Stein goes on to quote from a conversation he had with Glenn Beck on conservative love of country. “It’s absolutely true, deep love. As a parent loves a child,” Beck said. “But I think liberals laugh that off, the way the rest of the country laughs off the love Texans have for their state. Texans don’t think, ‘Oklahoma, you suck.’ Well, yes they do — but they don’t think other states suck. They just have a love for the republic of Texas.”

Beck’s right, conservative do love this country very much in the way a parent loves their child. While we’re not blind to its problems we know its potential, because we know OUR potential. And our potential has been proven time and time again, where much of the rest of the world…, well I could make a list, but so could you.

Glenn Beck goes on to say in Stein’s article, “If I were born in Great Britain and read about Britain and America, I’d love the values and principles and the men who founded this country,” he said. “I love that we crossed these mountains and didn’t know what was on the other side. I love that the Pilgrims didn’t want to come here, but they came here because they felt prompted to by God. There’s always been a spirit of adventure and awe in this land. And I don’t think any other country has that.”

That’s a big part of who we are and what we love about our country. Nothing can hold us back. Liberals like limits. Love to restrict, and control. Conservative love the opportunity and the risk and the chance to make it happen, or fail. But if we fail it isn’t for lack of trying. Liberals don’t trust each other enough to take the risk. They want the outcome and the benefits, but don’t want the risk involved. So they so often opt to maintain the status quo. Or use your sweat for the benefit of others.

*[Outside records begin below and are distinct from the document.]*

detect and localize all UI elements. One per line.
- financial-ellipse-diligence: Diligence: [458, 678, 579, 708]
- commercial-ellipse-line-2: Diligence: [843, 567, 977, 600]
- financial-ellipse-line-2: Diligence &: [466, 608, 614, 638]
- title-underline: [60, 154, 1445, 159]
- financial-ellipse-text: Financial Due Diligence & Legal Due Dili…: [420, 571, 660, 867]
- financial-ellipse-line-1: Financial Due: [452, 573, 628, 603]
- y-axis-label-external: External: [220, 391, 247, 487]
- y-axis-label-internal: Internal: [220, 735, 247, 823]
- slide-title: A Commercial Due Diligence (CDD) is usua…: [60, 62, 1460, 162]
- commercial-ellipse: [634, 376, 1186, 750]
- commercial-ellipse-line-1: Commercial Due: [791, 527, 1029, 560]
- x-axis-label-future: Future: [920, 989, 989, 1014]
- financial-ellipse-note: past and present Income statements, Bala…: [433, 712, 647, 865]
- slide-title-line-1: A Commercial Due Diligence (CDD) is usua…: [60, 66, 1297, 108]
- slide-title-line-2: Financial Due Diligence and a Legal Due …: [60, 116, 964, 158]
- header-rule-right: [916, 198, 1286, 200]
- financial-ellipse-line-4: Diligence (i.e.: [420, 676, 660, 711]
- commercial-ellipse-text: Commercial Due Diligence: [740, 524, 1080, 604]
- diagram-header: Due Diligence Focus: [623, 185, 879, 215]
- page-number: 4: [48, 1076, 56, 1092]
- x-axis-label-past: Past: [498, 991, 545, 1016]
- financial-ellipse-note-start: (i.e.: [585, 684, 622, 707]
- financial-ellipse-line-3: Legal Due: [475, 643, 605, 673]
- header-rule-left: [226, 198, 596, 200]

Stein says, “Conservatives feel personally blessed to have been born in the only country worth living in. I, on the other hand, just feel lucky to have grown up in a wealthy democracy. If it had been Australia, Britain, Ireland, Canada, Italy, Spain, France, Luxembourg, Belgium, the Netherlands, Switzerland, Japan, Israel or one of those Scandinavian countries with more relaxed attitudes toward sex, that would have been fine with me too.”… “This doesn’t mean I’m not fascinated by American history, impressed by our Constitution or don’t appreciate our optimism and entrepreneurial spirit. In fact, I love everything [FOX’s Sean] Hannity listed on his TV special other than Madonna. But there are plenty of things I don’t like about America: our foreign policy, our religious fundamentalism, our provincialism, our intellectual laziness, our acceptance of sweat suits in public.”

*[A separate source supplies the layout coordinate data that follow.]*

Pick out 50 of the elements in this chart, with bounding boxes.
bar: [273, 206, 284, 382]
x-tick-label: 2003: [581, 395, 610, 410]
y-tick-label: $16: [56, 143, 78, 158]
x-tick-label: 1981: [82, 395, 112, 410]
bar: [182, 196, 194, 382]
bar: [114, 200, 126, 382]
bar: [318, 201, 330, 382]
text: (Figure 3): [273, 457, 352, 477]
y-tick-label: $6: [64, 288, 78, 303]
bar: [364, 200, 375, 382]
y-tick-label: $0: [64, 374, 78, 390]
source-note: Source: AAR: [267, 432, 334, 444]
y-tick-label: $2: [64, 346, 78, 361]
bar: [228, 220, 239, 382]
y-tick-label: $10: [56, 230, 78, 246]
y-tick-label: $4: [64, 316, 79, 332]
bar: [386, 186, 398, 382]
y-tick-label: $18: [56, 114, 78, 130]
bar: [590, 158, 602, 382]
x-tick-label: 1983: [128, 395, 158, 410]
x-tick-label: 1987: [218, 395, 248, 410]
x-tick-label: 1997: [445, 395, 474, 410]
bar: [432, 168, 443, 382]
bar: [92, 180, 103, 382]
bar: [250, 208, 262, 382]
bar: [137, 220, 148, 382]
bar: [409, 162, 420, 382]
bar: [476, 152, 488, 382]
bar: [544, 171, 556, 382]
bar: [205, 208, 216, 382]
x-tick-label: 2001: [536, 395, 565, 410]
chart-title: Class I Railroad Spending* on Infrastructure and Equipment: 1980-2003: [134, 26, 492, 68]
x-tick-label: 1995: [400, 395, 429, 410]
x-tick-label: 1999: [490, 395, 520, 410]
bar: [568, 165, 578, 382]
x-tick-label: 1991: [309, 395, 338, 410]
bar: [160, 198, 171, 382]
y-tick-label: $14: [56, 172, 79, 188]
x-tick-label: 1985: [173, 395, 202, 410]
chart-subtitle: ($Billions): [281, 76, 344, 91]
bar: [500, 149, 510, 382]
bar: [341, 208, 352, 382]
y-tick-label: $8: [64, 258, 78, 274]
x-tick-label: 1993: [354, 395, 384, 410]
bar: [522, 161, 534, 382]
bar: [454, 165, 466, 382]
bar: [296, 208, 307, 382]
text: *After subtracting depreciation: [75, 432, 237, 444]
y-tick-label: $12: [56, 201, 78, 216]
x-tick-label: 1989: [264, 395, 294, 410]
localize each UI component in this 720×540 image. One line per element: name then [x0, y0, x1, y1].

On Stein’s article Cassy writes, “I understand the point of the column. It’s a criticism. We’re “blinded” by love to the point where we don’t even see America’s flaws. But that’s not quite true. I see them, as do many conservatives. But unlike liberals, that’s not all I see. I look at America and love her for everything she is, both the good and the bad. I look at my country, and despite the mistakes we have made and inevitably will continue to make, still know that this is the freest, best country on the face of the Earth, know that anyone from anywhere in the world can come here and build a good life for themselves if they’re only willing to work hard and play by the rules, that America will always stand for freedom and justice and democracy.”

Cassy Fiano gets it. Sadly, most liberals won’t. They’ll go on living in a world that they only see succeeding when they can mitigate, accommodate, control, take away, and give away whatever it is they think will lead to more well balanced and equal world. Even if that means less freedom. Less liberty. Less quality of life. For some at least. If not most.

Yes, I want to see a better world. I don’t want to see suffering and starvation and heartbreak. But I think it can be achieved through innovation and hard work and through shining this light of liberty and freedom to all the world and showing them just what can be accomplished when people are allowed the opportunity. Not through reformulation and redistribution.